Sexual Orientation a Subset of Sex under Title VII
In Zarda v. Altitude Express, an employee sued his employer alleging sex discrimination in violation of Title VII. The employee, a gay man, claimed his employer fired him solely because he had disclosed his sexual orientation to a client. The U.S. District Court for the Eastern District of New York granted summary judgment to the employer, concluding the employee had failed to show he had been discriminated against because of his sex.

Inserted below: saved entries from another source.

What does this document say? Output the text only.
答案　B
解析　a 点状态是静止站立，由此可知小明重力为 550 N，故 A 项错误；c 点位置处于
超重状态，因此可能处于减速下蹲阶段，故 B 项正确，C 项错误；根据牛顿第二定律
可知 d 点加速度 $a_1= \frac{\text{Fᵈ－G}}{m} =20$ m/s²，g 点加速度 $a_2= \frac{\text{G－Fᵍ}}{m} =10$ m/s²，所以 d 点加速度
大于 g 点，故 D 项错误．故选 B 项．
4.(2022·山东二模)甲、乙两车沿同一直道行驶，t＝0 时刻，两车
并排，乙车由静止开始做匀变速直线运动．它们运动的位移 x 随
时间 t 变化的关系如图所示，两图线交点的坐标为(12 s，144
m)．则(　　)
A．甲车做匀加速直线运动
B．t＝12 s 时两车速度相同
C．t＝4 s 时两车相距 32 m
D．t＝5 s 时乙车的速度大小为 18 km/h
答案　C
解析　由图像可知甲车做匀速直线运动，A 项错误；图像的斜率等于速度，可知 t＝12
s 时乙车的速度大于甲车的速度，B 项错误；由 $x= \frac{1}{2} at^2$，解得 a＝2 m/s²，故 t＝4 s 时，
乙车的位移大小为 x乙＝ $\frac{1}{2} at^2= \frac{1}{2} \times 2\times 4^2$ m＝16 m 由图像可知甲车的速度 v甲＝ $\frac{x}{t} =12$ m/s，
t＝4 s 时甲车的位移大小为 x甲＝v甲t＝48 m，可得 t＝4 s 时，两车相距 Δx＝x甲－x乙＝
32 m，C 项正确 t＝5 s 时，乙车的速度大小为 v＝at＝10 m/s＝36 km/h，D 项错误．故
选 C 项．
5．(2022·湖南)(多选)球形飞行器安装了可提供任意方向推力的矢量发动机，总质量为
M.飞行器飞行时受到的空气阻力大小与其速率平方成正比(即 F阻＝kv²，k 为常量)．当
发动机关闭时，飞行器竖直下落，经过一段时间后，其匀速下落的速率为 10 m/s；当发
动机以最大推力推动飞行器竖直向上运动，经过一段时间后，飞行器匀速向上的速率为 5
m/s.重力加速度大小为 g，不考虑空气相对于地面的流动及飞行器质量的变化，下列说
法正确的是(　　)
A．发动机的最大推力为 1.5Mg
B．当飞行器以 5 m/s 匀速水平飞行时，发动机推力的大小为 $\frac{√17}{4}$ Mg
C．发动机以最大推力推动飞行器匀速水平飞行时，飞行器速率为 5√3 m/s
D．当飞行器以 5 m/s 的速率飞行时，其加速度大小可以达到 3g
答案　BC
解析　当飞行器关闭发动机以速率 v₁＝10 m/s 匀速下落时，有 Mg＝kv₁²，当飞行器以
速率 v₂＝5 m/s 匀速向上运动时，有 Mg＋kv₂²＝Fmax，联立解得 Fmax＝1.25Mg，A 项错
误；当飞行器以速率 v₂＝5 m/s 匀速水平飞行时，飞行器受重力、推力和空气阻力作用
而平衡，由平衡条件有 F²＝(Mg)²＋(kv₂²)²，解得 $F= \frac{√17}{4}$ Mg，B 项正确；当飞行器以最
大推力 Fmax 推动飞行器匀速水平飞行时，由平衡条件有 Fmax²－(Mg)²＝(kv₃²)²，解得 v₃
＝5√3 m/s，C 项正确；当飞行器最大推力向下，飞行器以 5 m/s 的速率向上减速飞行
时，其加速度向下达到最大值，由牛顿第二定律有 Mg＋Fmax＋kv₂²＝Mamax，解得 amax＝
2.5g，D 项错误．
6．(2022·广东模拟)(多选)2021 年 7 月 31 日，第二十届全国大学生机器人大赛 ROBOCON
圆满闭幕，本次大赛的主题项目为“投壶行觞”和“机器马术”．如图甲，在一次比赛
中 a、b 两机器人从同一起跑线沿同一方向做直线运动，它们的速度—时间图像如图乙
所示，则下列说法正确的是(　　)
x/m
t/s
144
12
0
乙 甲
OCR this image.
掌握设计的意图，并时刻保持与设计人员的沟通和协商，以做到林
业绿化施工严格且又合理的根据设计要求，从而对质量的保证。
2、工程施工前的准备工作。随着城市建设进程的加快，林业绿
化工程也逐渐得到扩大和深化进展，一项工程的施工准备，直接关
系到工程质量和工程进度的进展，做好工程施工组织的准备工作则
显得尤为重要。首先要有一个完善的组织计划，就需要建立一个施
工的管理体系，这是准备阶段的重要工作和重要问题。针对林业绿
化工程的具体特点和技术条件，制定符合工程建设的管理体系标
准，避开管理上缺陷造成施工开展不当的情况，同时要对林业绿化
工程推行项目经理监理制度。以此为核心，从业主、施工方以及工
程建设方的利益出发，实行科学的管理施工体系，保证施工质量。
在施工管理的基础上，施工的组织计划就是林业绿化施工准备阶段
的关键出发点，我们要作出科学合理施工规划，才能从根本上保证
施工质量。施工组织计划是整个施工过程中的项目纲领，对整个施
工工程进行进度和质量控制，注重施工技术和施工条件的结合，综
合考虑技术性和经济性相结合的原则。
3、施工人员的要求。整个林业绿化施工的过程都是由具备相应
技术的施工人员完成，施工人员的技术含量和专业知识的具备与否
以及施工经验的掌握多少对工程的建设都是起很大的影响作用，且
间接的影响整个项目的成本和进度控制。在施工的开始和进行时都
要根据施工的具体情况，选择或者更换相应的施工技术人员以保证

The Second Circuit reversed, holding sexual orientation discrimination claims actionable under Title VII as a subset of sex discrimination. The appellate court noted that Title VII prohibits discrimination because of an individual's sex. Thus, "sexual orientation discrimination—which is motivated by an employer's opposition to romantic association between particular sexes—is discrimination based on the employee's own sex." The en bancholding overturned the Second Circuit's prior decisions in Simonton v. Runyon and Dawson v. Bumble & Bumble.
Widening Circuit Split
Important in the appellate court's reasoning was the recent case history regarding sexual orientation discrimination. At the time of the Second Circuit's Simonton and Dawson decisions, the Equal Employment Opportunity Commission (EEOC), as well as a majority of circuits, held that sexual orientation claims were not cognizable under Title VII. But in 2015, the EEOC decided Baldwin v. Foxx, holding that discrimination based on sexual orientation is sexual discrimination under Title VII because "sexual orientation is inherently a sex-based consideration."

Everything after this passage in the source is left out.